Iran's Potential Customers Look Elsewhere
Released from the shackles of some of the sanctions, Iran has been accelerating the negotiations for gas export routes especially to neighbours, but two potential clients, Oman and Pakistan, have already managed to find alternative sources that will go some way to meeting their short-term needs.
BP and Oman Oil have signed a heads of agreement with the government of the Sultanate of Oman to add 1,000 km² to the 2,700 km² license area of the Block 61 exploration and production sharing agreement, the UK major said February 14.
Before, in April 2015, BP announced that it was preparing to start natural gas production from Oman's Khazzan field’s first stage by 2017 at a rate of 28.3mn m³/d.
Now, the deal allows the further development of the major Khazzan tight gas field, at a combined cost of around $16bn. Combined plateau production from the two phases is expected to total some 42mn m³/d, so the second phase will add about 5bn m³/yr.
Iran and Oman had already agreed the terms of a subsea pipeline supply deal that could have provided Oman with 10bn m³/yr of Iranian gas.
Oman is producing about 85mn m3/d and has surplus gas to liquefy for export, although it reinjected 9mn m³/d in 2013 into oilfields, indicating a 4.9% increase compared to the previous year.
The country's LNG production capacity is about 10.4mn metric tons/yr but Oman had to decrease it to 7.95mn mt/yr in 2014, according to the latest annual report released by Oman LNG.
There are no official statistics about the gas balance in 2015, but a senior official at the oil and gas ministry said in early 2014 that with the rapid expansion of power generation capacity, industries and refinery projects in the sultanate, gas demand will go up by over 10%/yr from this year.
Oman imports about 2bn m³/yr of Qatari gas through the Dolphin system.
With regard to Oman's 900bn m³ gas reserves and the rising demand of gas for re-injection, Iranian gas might keep its importance for Muscat in long term.
Another Iranian client who has put off imports is Pakistan.

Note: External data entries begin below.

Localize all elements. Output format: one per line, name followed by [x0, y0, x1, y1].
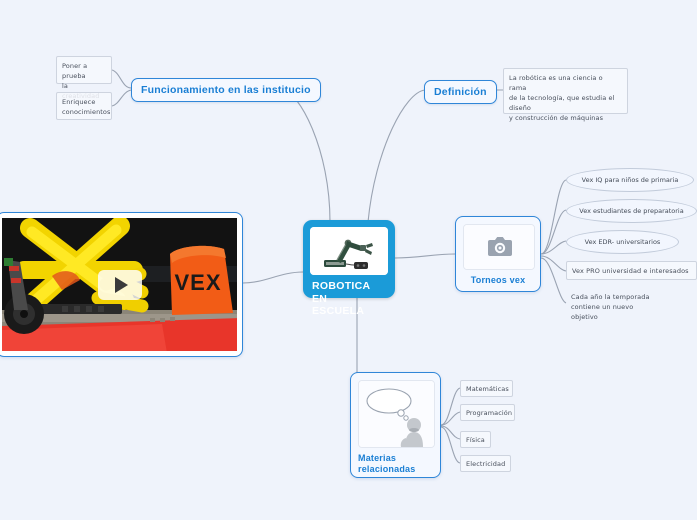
note-line1: Vex PRO universidad e interesados [572, 266, 691, 276]
play-button[interactable] [98, 270, 142, 300]
note-line2: conocimientos [62, 107, 106, 117]
note-fisica[interactable]: Física [460, 431, 491, 448]
camera-placeholder-icon [464, 225, 535, 269]
oval-vex-edr-universitarios[interactable]: Vex EDR- universitarios [566, 230, 679, 254]
note-matematicas[interactable]: Matemáticas [460, 380, 513, 397]
oval-vex-iq-primaria[interactable]: Vex IQ para niños de primaria [566, 168, 694, 192]
note-enriquece-conocimientos[interactable]: Enriquece conocimientos [56, 92, 112, 120]
video-thumbnail[interactable]: VEX [2, 218, 237, 351]
materias-relacionadas-label: Materias relacionadas [358, 448, 433, 475]
thinking-person-illustration [359, 381, 435, 447]
central-title-line1: ROBOTICA EN [312, 280, 386, 305]
note-line1: La robótica es una ciencia o rama [509, 73, 622, 93]
note-line1: Enriquece [62, 97, 106, 107]
central-node-robotica-en-escuela[interactable]: ROBOTICA EN ESCUELA [303, 220, 395, 298]
mindmap-canvas[interactable]: ROBOTICA EN ESCUELA Funcionamiento en la… [0, 0, 697, 520]
note-line1: Física [466, 435, 485, 445]
note-line1: Electricidad [466, 459, 505, 469]
materias-label-line1: Materias [358, 453, 433, 464]
torneos-image-placeholder [463, 224, 535, 270]
note-definicion-robotica[interactable]: La robótica es una ciencia o rama de la … [503, 68, 628, 114]
note-line1: Programación [466, 408, 509, 418]
node-torneos-vex[interactable]: Torneos vex [455, 216, 541, 292]
materias-label-line2: relacionadas [358, 464, 433, 475]
central-node-title: ROBOTICA EN ESCUELA [310, 275, 388, 318]
note-line1: Poner a prueba [62, 61, 106, 81]
node-video-vex-competition[interactable]: VEX [0, 212, 243, 357]
note-poner-a-prueba-la-creatividad[interactable]: Poner a prueba la creatividad [56, 56, 112, 84]
svg-text:VEX: VEX [174, 270, 221, 295]
robot-arm-illustration [310, 227, 388, 275]
materias-image [358, 380, 435, 448]
robot-arm-photo [310, 227, 388, 275]
note-vex-pro-universidad[interactable]: Vex PRO universidad e interesados [566, 261, 697, 280]
torneos-vex-label: Torneos vex [463, 270, 533, 286]
node-materias-relacionadas[interactable]: Materias relacionadas [350, 372, 441, 478]
note-line1: Cada año la temporada [571, 292, 666, 302]
node-funcionamiento-en-las-instituciones[interactable]: Funcionamiento en las institucio [131, 78, 321, 102]
play-triangle-icon [115, 277, 128, 293]
note-line3: objetivo [571, 312, 666, 322]
oval-vex-preparatoria[interactable]: Vex estudiantes de preparatoria [566, 199, 697, 223]
node-definicion[interactable]: Definición [424, 80, 497, 104]
note-line2: contiene un nuevo [571, 302, 666, 312]
note-cada-ano-temporada[interactable]: Cada año la temporada contiene un nuevo … [566, 288, 671, 330]
note-electricidad[interactable]: Electricidad [460, 455, 511, 472]
central-title-line2: ESCUELA [312, 305, 386, 318]
note-line1: Matemáticas [466, 384, 507, 394]
note-line3: y construcción de máquinas [509, 113, 622, 123]
note-programacion[interactable]: Programación [460, 404, 515, 421]
note-line2: de la tecnología, que estudia el diseño [509, 93, 622, 113]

It was due to take 22mn m³/d starting in January 2015, but it has not even started building the pipeline in its territory yet.
On the other hand, Pakistan said on February 10 that it had signed a 15-year agreement to import up to 3.75mn mt/yr of LNG from Qatar, or more than 14mn m³/d of natural gas, at a rock-bottom price thanks to cheap Brent crude. And that discount could become steeper if the global LNG glut continues. Traders say that spot cargoes now go for just 12% of Brent.
According to the deal, LNG arriving in any particular month will fetch 13.37% of the preceding three-month average price of a barrel. Taking the present Brent price as a proxy, that would equate to $166/’000 m³.
But Iran was exporting gas to Turkey for as much as $225/'000 m³ before the arbitration court awarded a 15% or so discount, or $33/'000 m³ at that price level. Iranian officials say the gas price for Iraq would be at the same level with Turkey, indicating it would be at least as expensive for Pakistan.
On the other hand, Turkmenistan started building the Turkmenistan-Afghanistan-Pakistan-India pipeline in its own territory in late 2015, aimed at bringing 33bn m³/yr of gas to Afghanistan, Pakistan and India. Tapi is another rival to the Iran-Pakistan pipeline. Pakistan announced in December that it will hold a $200mn equity share of Tapi.
A 700-km portion of the nearly 1,800-km Tapi pipeline will be built in Afghanistan and, according to officials, is scheduled to be completed by 2019.